El pueblo de la infancia fue ese pequeño mundo en donde descubrimos que el corazón latía al ver una mujer hermosa, y que por los ojos nos entraba a ráfagas el paisaje. Nuestra inquietud infantil se alimentó con las cosas elementales que llenaron esos primeros años: la pelota de plástico con que jugábamos con los vecinos, los zancos de madera que nos hacían ver altos, las figuras del álbum con que nos entreteníamos en los recreos y los paseos de la escuela hasta el río más cercano. Nuestro paisaje eran esas montañas que vestidas de verde observábamos en la distancia, y ese cielo que parecía extenderse como una sábana azul hacia el infinito. No sabíamos que más allá había otro mundo. Solo nos importaba ese espacio en donde poníamos a volar la imaginación.

Fue el lugar en donde vivimos la adolescencia, donde por primera vez nos enamoramos, donde supimos de la bondad del alma y donde conocimos nuestros primeros amigos.

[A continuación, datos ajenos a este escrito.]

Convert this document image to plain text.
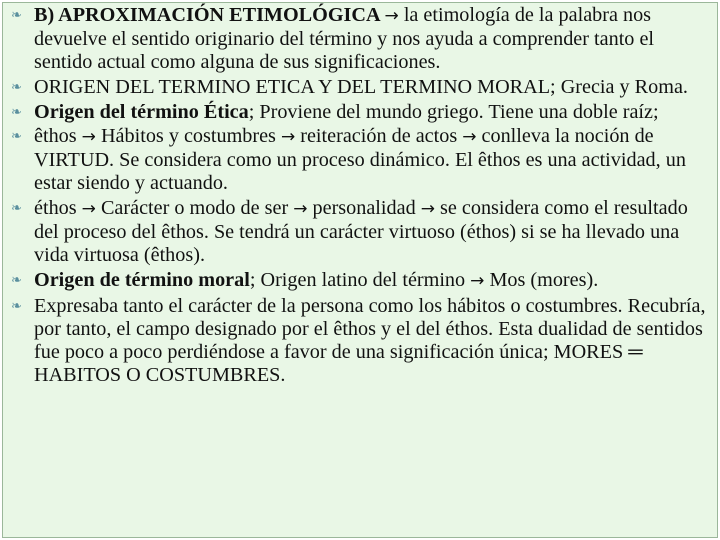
❧ B) APROXIMACIÓN ETIMOLÓGICA → la etimología de la palabra nos devuelve el sentido originario del término y nos ayuda a comprender tanto el sentido actual como alguna de sus significaciones.

❧ ORIGEN DEL TERMINO ETICA Y DEL TERMINO MORAL; Grecia y Roma.

❧ Origen del término Ética; Proviene del mundo griego. Tiene una doble raíz;

❧ êthos → Hábitos y costumbres → reiteración de actos → conlleva la noción de VIRTUD. Se considera como un proceso dinámico. El êthos es una actividad, un estar siendo y actuando.

❧ éthos → Carácter o modo de ser → personalidad → se considera como el resultado del proceso del êthos. Se tendrá un carácter virtuoso (éthos) si se ha llevado una vida virtuosa (êthos).

❧ Origen de término moral; Origen latino del término → Mos (mores).

❧ Expresaba tanto el carácter de la persona como los hábitos o costumbres. Recubría, por tanto, el campo designado por el êthos y el del éthos. Esta dualidad de sentidos fue poco a poco perdiéndose a favor de una significación única; MORES ═ HABITOS O COSTUMBRES.
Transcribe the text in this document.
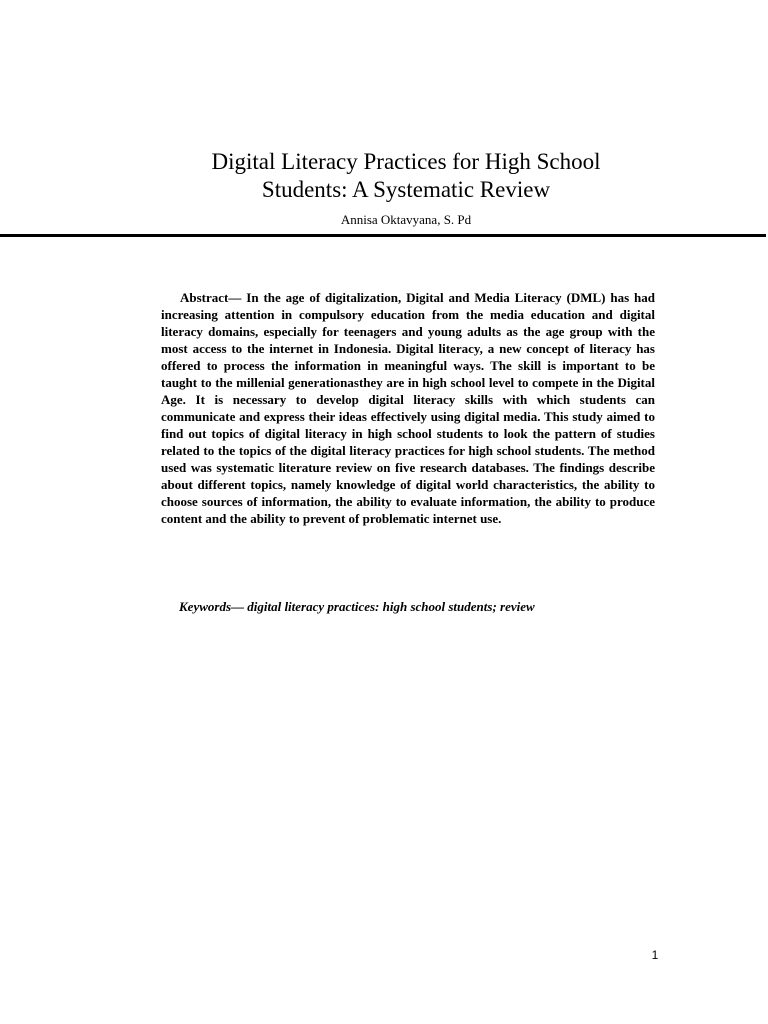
Digital Literacy Practices for High School
Students: A Systematic Review
Annisa Oktavyana, S. Pd

Abstract— In the age of digitalization, Digital and Media Literacy (DML) has had increasing attention in compulsory education from the media education and digital literacy domains, especially for teenagers and young adults as the age group with the most access to the internet in Indonesia. Digital literacy, a new concept of literacy has offered to process the information in meaningful ways. The skill is important to be taught to the millenial generationasthey are in high school level to compete in the Digital Age. It is necessary to develop digital literacy skills with which students can communicate and express their ideas effectively using digital media. This study aimed to find out topics of digital literacy in high school students to look the pattern of studies related to the topics of the digital literacy practices for high school students. The method used was systematic literature review on five research databases. The findings describe about different topics, namely knowledge of digital world characteristics, the ability to choose sources of information, the ability to evaluate information, the ability to produce content and the ability to prevent of problematic internet use.

Keywords— digital literacy practices: high school students; review

1
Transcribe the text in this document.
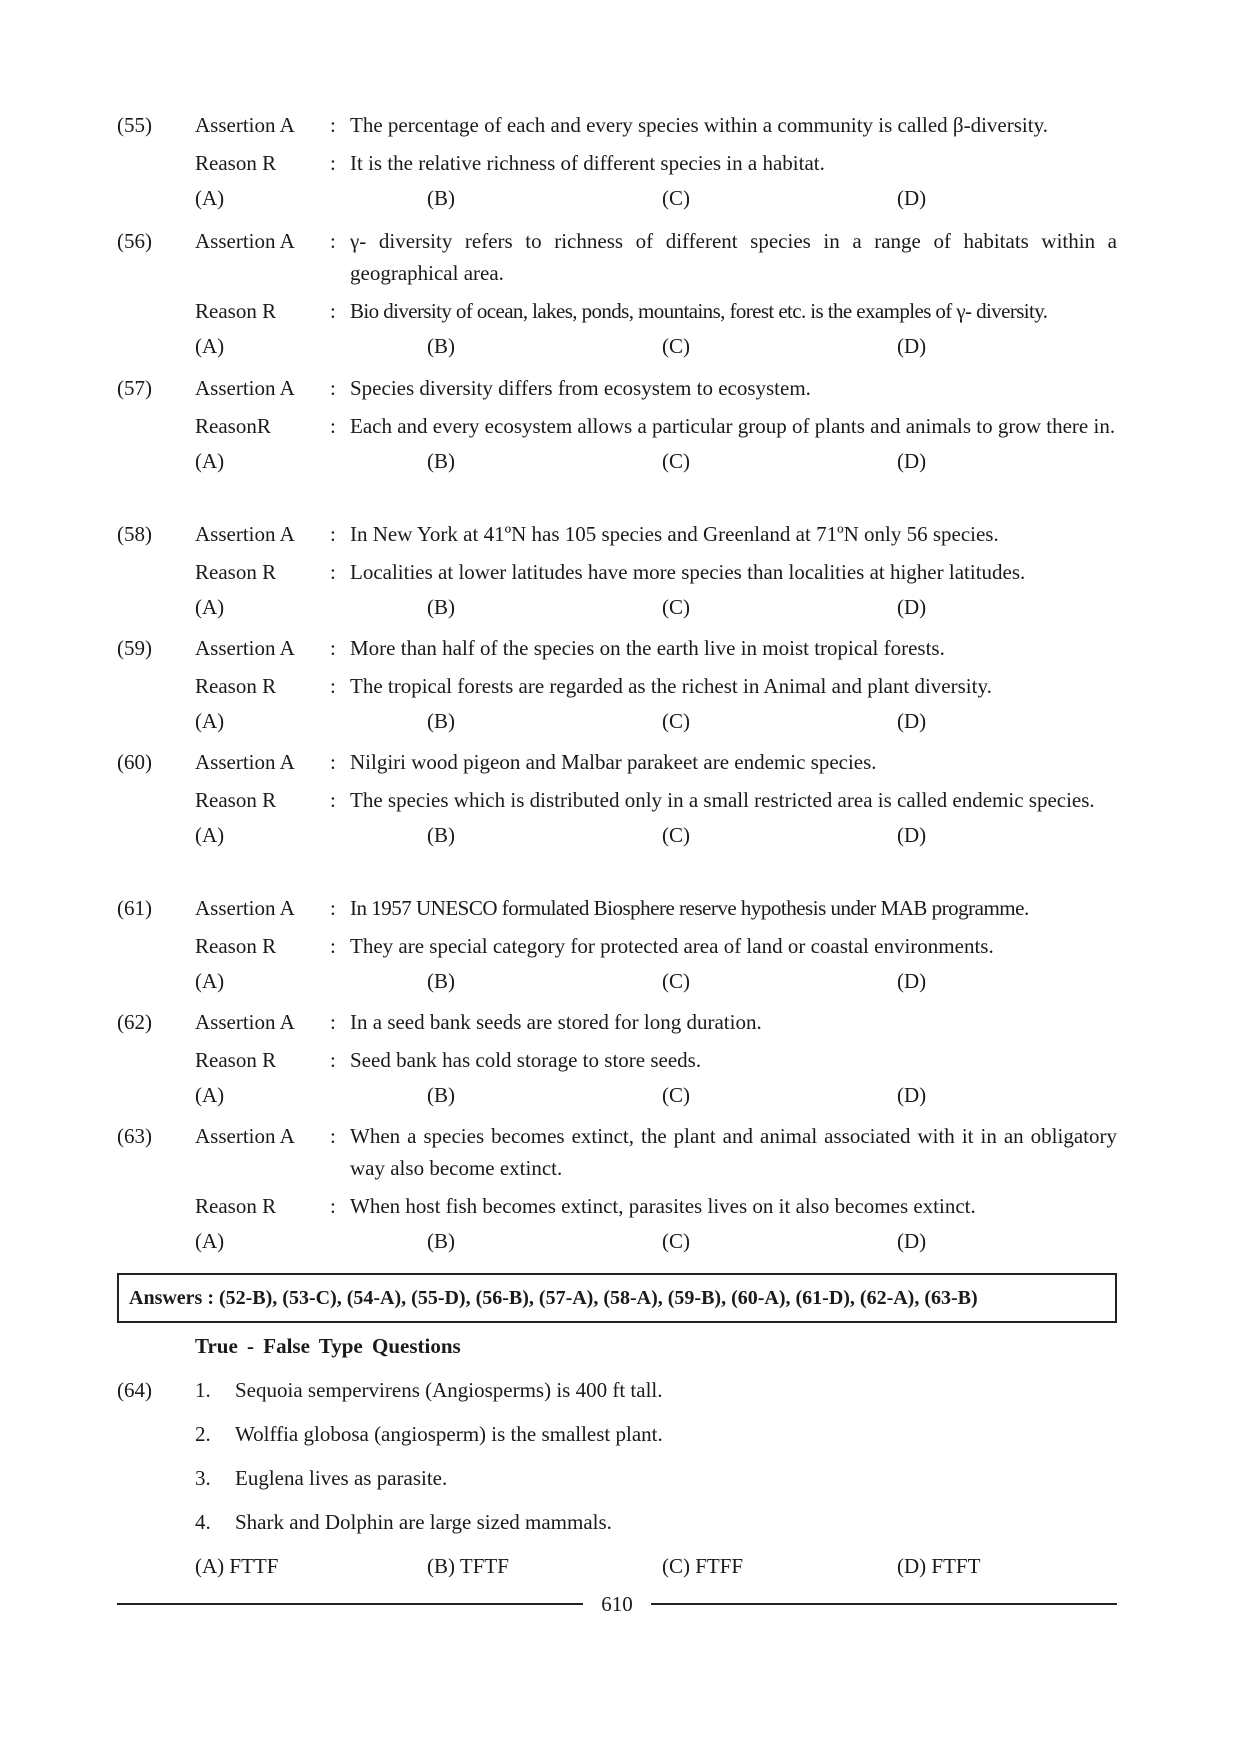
(55)	Assertion A	: The percentage of each and every species within a community is called β-diversity.
Reason R	: It is the relative richness of different species in a habitat.
(A)	(B)	(C)	(D)
(56)	Assertion A	: γ- diversity refers to richness of different species in a range of habitats within a geographical area.
Reason R	: Bio diversity of ocean, lakes, ponds, mountains, forest etc. is the examples of γ- diversity.
(A)	(B)	(C)	(D)
(57)	Assertion A	: Species diversity differs from ecosystem to ecosystem.
ReasonR	: Each and every ecosystem allows a particular group of plants and animals to grow there in.
(A)	(B)	(C)	(D)
(58)	Assertion A	: In New York at 41ºN has 105 species and Greenland at 71ºN only 56 species.
Reason R	: Localities at lower latitudes have more species than localities at higher latitudes.
(A)	(B)	(C)	(D)
(59)	Assertion A	: More than half of the species on the earth live in moist tropical forests.
Reason R	: The tropical forests are regarded as the richest in Animal and plant diversity.
(A)	(B)	(C)	(D)
(60)	Assertion A	: Nilgiri wood pigeon and Malbar parakeet are endemic species.
Reason R	: The species which is distributed only in a small restricted area is called endemic species.
(A)	(B)	(C)	(D)
(61)	Assertion A	: In 1957 UNESCO formulated Biosphere reserve hypothesis under MAB programme.
Reason R	: They are special category for protected area of land or coastal environments.
(A)	(B)	(C)	(D)
(62)	Assertion A	: In a seed bank seeds are stored for long duration.
Reason R	: Seed bank has cold storage to store seeds.
(A)	(B)	(C)	(D)
(63)	Assertion A	: When a species becomes extinct, the plant and animal associated with it in an obligatory way also become extinct.
Reason R	: When host fish becomes extinct, parasites lives on it also becomes extinct.
(A)	(B)	(C)	(D)
Answers : (52-B), (53-C), (54-A), (55-D), (56-B), (57-A), (58-A), (59-B), (60-A), (61-D), (62-A), (63-B)
True - False Type Questions
(64) 1. Sequoia sempervirens (Angiosperms) is 400 ft tall.
2. Wolffia globosa (angiosperm) is the smallest plant.
3. Euglena lives as parasite.
4. Shark and Dolphin are large sized mammals.
(A) FTTF	(B) TFTF	(C) FTFF	(D) FTFT
610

¿Qué tiene de maravilloso el pueblo de la infancia para quererlo tanto? Nada sobrenatural. Simplemente, guarda para nosotros los recuerdos más bellos, esos que están tatuados en el alma con tinta indeleble. ¿Cuáles? Todos tenemos en la memoria imágenes de lo que fue nuestra niñez. Cada uno puede hacer entonces el inventario de sus vivencias de niño en el pueblo donde vino al mundo, y de las cosas que se quedaron para siempre en la retina porque formaron parte de nuestro entorno. Fue el lugar en donde vivimos la adolescencia, donde por primera vez nos enamoramos, donde supimos de la bondad del alma y donde conocimos nuestros primeros amigos. Fue el sitio en donde moldeamos nuestro carácter, donde se arraigaron nuestras creencias, donde nos inculcaron principios. Esto es más que suficiente para querer el pueblo de la infancia.

¿Cómo se sabe que se quiere el pueblo de la infancia? Sencillo: porque extrañamos ese viento fresco que en la niñez nos tocaba la cara y ese aire cálido que llenaba nuestros pulmones, mezcla de rosas y lluvias. Porque anhelamos regresar para saber, como dijo el poeta, “si es la misma la altura de la torre de la iglesia, y si sobre los hilos del telégrafo las golondrinas estarán completas”. Porque cuando los recuerdos nos asaltan quisiéramos saber si al regresar serán los mismos amigos de la infancia los que ahora nos esperan. Porque cuando la nostalgia por los tiempos idos invade el alma empezamos a revivir, como dulces saudades, el árbol donde en las tardes soleadas nos trepábamos para coger naranjas, y esa novia lejana a la que le robamos el primer beso.

El pueblo de la infancia nos marcó. Tanto que todavía tenemos vivo el recuerdo de los días felices cuando, detrás de una pelota, brincábamos por las calles sin temor a que un carro nos atropellara. Recordamos cómo era la manga en donde hacíamos las comitivas, cuál era el apodo del dueño de la tienda de la esquina, cómo exhibía su dentadura preciosa la muchacha más bonita de la cuadra. Y queremos volver a mirar la casa en donde dimos los primeros pasos. Y volver a jugar en esos corredores amplios donde descansaba el abuelo. Y volver a cantar los villancicos que aprendimos en una nochebuena. Por todo esto es que se quiere ese espacio geográfico en donde les dimos alas a los sueños. Y a donde, ya en el otoño de nuestra vida, quisiéramos volver para que en sus aguas se sanen nuestras heridas y en sus portones reposen nuestros cansancios.